I believe this happens with almost all belief ideologies - Most modern socialists are hilariously bad at defending socialist/communist idealism beyond the most elementary criticism, with the only notable person I know who can hold their own being Zizek. Likewise, modern atheism has become low hanging fruit and poorly upheld compared to it's intellectual roots of Dawkins and others. There needs to be intellectual and social challenge to peel away the grifters and the stupid to reveal the people capable of actually defending an ideology.

IME, almost every bit of "bad" advice I see people complain about is basically this - just assuming well-adjusted people will find their way. And it isn't (wasn't?) even usually wrong, which is what makes it worse. There's no easy solution in just stopping people from it.

What do you mean it isn't wrong? My friend with by far the most successful love live in high school and university told me that getting a girlfriend is something that "just happens" and that you don't need to try. Is that what you're referring to? Because that doesn't work.

and that you don't need to try.

Oh, that's too far. There are annoying people like that but they're oversold. I don't think the average person thinks men should literally do nothing. The people telling you to "just be yourself" are taking it for granted that you are doing other things (like maintaining a social life).

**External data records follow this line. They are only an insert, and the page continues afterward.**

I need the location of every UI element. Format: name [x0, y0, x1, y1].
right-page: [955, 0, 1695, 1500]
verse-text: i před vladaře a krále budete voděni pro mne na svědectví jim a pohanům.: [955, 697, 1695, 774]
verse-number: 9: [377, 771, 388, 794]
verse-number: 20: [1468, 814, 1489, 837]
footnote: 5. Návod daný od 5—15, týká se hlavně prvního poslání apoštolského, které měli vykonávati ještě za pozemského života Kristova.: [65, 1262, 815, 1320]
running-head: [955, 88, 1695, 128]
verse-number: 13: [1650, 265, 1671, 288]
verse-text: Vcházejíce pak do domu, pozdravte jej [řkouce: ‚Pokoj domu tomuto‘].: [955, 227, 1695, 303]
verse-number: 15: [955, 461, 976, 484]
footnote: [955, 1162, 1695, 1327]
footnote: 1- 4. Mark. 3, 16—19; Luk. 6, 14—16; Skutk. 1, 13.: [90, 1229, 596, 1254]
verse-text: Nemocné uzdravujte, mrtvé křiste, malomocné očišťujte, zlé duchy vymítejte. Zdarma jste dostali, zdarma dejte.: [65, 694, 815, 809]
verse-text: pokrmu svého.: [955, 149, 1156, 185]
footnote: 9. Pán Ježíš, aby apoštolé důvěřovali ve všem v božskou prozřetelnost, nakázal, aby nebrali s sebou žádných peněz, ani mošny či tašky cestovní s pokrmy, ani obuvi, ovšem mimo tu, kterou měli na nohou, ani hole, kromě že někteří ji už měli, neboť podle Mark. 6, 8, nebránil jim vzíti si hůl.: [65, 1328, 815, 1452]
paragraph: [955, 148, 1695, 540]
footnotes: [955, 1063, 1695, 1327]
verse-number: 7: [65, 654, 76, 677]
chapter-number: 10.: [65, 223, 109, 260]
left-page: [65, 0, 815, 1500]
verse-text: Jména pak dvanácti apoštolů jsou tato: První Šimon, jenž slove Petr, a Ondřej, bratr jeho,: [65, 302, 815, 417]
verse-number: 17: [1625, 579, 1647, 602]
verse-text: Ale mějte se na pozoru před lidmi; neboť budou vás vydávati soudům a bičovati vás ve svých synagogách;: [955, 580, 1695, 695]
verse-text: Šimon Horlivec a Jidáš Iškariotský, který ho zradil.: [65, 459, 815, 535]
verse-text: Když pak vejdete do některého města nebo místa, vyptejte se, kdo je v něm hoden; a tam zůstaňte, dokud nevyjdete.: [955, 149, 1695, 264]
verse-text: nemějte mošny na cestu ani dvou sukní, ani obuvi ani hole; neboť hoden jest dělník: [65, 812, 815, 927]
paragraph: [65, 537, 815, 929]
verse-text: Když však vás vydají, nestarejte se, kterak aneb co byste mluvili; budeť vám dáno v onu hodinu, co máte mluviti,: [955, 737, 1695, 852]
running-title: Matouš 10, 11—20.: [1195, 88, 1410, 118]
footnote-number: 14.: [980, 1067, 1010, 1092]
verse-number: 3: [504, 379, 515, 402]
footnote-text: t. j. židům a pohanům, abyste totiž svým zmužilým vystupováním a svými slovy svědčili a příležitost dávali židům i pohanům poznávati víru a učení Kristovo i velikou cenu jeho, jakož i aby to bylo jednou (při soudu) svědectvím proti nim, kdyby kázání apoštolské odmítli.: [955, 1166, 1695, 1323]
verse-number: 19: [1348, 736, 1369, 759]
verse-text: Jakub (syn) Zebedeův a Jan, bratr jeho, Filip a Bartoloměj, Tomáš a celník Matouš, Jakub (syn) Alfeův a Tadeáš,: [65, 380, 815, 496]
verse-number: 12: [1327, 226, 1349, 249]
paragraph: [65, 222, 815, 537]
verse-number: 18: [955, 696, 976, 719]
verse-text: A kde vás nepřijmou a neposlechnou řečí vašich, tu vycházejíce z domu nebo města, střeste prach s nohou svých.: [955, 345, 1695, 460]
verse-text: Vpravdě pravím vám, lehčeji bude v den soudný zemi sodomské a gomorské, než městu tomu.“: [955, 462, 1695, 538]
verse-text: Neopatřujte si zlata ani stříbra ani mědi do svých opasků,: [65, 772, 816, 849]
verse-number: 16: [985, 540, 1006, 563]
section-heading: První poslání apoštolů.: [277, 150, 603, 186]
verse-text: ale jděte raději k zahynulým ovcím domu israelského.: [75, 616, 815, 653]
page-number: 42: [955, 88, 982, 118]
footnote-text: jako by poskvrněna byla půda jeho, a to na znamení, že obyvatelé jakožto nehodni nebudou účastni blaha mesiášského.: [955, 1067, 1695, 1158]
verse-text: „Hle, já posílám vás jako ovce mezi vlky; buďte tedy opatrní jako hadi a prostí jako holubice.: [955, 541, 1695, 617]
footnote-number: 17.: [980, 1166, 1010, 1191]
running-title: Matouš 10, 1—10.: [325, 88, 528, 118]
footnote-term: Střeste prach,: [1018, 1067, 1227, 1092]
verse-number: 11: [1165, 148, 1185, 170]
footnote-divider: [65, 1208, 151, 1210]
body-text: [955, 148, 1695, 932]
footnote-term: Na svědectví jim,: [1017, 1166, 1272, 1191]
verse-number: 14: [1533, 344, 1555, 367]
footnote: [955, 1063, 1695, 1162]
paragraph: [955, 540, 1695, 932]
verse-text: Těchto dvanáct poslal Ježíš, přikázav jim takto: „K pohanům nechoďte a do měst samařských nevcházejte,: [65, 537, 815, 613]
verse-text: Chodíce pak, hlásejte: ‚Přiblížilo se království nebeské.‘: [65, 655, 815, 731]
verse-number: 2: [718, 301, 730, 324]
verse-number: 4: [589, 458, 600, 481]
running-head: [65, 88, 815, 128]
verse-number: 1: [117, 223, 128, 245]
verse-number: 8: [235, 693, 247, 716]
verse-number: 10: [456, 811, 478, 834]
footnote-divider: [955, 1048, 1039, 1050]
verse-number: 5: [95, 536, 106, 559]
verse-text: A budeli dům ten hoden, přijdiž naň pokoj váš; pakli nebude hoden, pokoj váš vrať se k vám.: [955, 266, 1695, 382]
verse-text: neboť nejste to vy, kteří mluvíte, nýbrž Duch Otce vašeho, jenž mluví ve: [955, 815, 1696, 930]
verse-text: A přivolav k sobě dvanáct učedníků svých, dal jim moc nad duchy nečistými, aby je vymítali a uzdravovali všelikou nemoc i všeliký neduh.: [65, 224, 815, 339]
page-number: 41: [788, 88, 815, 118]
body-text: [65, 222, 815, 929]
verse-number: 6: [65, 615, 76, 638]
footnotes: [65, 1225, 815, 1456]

I mean that the banal advice people give that you always hear complaints about are usually just assuming that people possess the same amount of socialization and enough agency to work their way through it like they did. People for whom it doesn't work naturally get frustrated, but that doesn't make it wrong or, as more neurotic and paranoid sides of the internet claim, some sort of plot or acceptable lie like telling kids about Santa Claus. To use one example from this sub: this is not bad advice, even if someone is not well-adjusted enough to take it.

The little advice I got from my parents wasn't bad, even though they came from a totally different society. They assumed it'd work out. And, had I been a different person, it absolutely would have.

That reminds me of some useless (for me) advice I've read online, where people say that, to socialize more, you should start accepting any social invitations you get. I and many other people already do that. The hard part is getting the invitations in the first place.

For a certain type of person this is indeed good advice though. I definitely know people who are struggling to meet anyone for dating but don’t see how rejecting any social interaction has any relation to this.

Also social interaction is a snowballing thing. When you first enter a new social network (university, work, potential new friend group, sports team etc) saying yes to that one invitation early on can mean hundreds of invitations down the line. Conditioning someone to always say yes so they don’t miss out on that freshman’s party where multiple friend groups formed is quite useful

For a certain type of person this is indeed good advice though.

It might have been good advice for OP, if they'd gotten it at a different time.

Using your example, much more useful if you're headed into your first year of college compared to when you're 25-35 or whatever.

So far I have given them four grandkids. So that's something. But I didn't start participating in the dating market until I was 25 and married someone they probably thought was a step down.